India could help shape a whole new global consensus

The Ukraine war, the Israel-Hamas conflict, the flaring up of threats to sea-lanes that are critical for global trade, and, the China challenge—all are forcing global policymakers to look at this crisis-ridden world through a different lens than what was used in the past. (AFP)
The Ukraine war, the Israel-Hamas conflict, the flaring up of threats to sea-lanes that are critical for global trade, and, the China challenge—all are forcing global policymakers to look at this crisis-ridden world through a different lens than what was used in the past. (AFP)

Summary

  • The Davos model of globalization needs a successor that New Delhi has the potential to be.

Like most years, this year too commenced with the global business and intellectual elite making their way to the World Economic Forum at Davos this January in an attempt to demystify the world around and provide some answers to the challenges that abound. But by the time the Davos spectacle came to an end, there were more questions than answers for the world at large. The Davos Consensus has been stuttering for the past few years, with the covid pandemic having made it abundantly clear that old assumptions about the world would have to be reassessed in fundamental ways.

In some ways, this rethink should not be surprising, considering that Davos itself was a platform created to reflect the optimism of the global economic order that once prevailed around us. Though more than five decades old, it gained particular traction during the days of irrational global exuberance over an emerging economic order shaped by hyper-globalization. For a large part of the world’s elite, it was the epitome of human evolution, a world where conflicts would become marginal thanks to increased economic interconnectedness, where identities would be global, and where global institutions would effectively mediate inter-state challenges.

But today’s world is one that is being shaped by the forces of geopolitics in more ways than one. The Ukraine war, the Israel-Hamas conflict, the flaring up of threats to sea-lanes that are critical for global trade, and, of course, the China challenge—all these are forcing global policymakers to look at this crisis-ridden world through a different lens than what was used in the past. The earlier hubris that economic forces would drive global politics is now being shunned, as some of the most forceful defenders of economic globalization are having a rethink.

Strategic ties between the West and China will not get stabilized anytime soon, with the pandemic and its aftermath having alerted most nations to the need for self-reliance in critical sectors and minimal exposure to long and complex supply chains overseas. Few are willing to go back to the supposed golden age of globalization in the late 1990s and early 2000s, the benefits of which are increasingly being contested within as well as among nations.

The rise of Donald Trump in US politics was itself a response to the uneven benefits of globalization, and he dramatically changed the American political discourse on the issue. The Republican Party has been traditionally uneasy about the Davos Consensus. But Trump, more than any other president, challenged the political basis of economic globalization and America’s role in it. Ron DeSantis, Florida governor and a presidential candidate on the Republican side till recently, has called Davos a “threat to freedom" run by China.
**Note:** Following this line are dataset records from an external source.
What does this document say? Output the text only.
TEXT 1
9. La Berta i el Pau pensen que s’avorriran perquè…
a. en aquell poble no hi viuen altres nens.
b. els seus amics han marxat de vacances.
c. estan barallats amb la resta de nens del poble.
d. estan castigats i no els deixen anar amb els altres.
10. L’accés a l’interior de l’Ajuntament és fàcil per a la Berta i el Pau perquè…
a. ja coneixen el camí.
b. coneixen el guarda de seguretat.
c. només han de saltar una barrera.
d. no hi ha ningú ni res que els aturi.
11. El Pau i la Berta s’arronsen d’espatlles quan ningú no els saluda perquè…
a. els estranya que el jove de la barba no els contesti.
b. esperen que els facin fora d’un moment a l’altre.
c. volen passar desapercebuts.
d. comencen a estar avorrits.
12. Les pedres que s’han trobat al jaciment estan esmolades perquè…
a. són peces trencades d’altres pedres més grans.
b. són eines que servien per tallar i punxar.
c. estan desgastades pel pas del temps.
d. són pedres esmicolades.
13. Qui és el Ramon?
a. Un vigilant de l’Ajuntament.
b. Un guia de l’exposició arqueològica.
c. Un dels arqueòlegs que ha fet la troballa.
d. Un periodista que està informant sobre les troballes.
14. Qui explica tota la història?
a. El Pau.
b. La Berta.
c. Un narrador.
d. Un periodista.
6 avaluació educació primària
The presence of leaders of other major Western nations has also been thinning over the years.

Describing the post-pandemic period as “strange, extraordinary and difficult to analyze," European Central Bank president Christine Lagarde suggested that global trade, which was disrupted in the last two years, “is beginning now to really pick up and in October, we had global trade numbers that for the first time in many months [were] up."

In the last two months, though, we have seen Yemen’s Houthis deploying relatively cheap drones and armaments to wreak havoc with world trade. As the crisis in West Asia has escalated, energy prices have also gone up, with global hopes of a rapid economic recovery again under a scanner.

It is the Global South that is likely to drive global growth in the coming years, if present trends are anything to go by, with India being one of the top performers. It is, therefore, imperative for the developing world to have this reality better reflected in the agenda of platforms such as the World Economic Forum.

From climate and energy transitions to the regulation of artificial intelligence, the role of the Global South and nations such as India should be critical, and for that new coalitions and a more focused agenda will have to be formulated.

This is India’s moment, as New Delhi finds itself in a geopolitical and geo-economic sweet spot at a time when the story of China has lost a large part of its sheen. With the developed world looking inwards and China’s aggressive orientation towards the outside world, there is a leadership vacuum that needs to be filled.

India’s significant presence at Davos this year underlined New Delhi’s willingness to project not only its growing economic heft, but also the country as a source of innovation and tech. As trust becomes a key ingredient in inter-state relations, India’s ability to craft trust-based partnerships with multiple players at the same time is a sign of its growing self confidence as well as a willingness on the part of others to bet on India at a time of geopolitical turmoil.

As external affairs minister S. Jaishankar has pointed out, despite many positive outcomes of globalization, “it has also undeniably led to such deep economic concentrations that much of the world today depends on production of a few geographies." He also said that “the global agenda in so many ways today is about restoring the world to its natural diversity." It is for India now to evolve a new consensus that could in some ways challenge the Davos Consensus.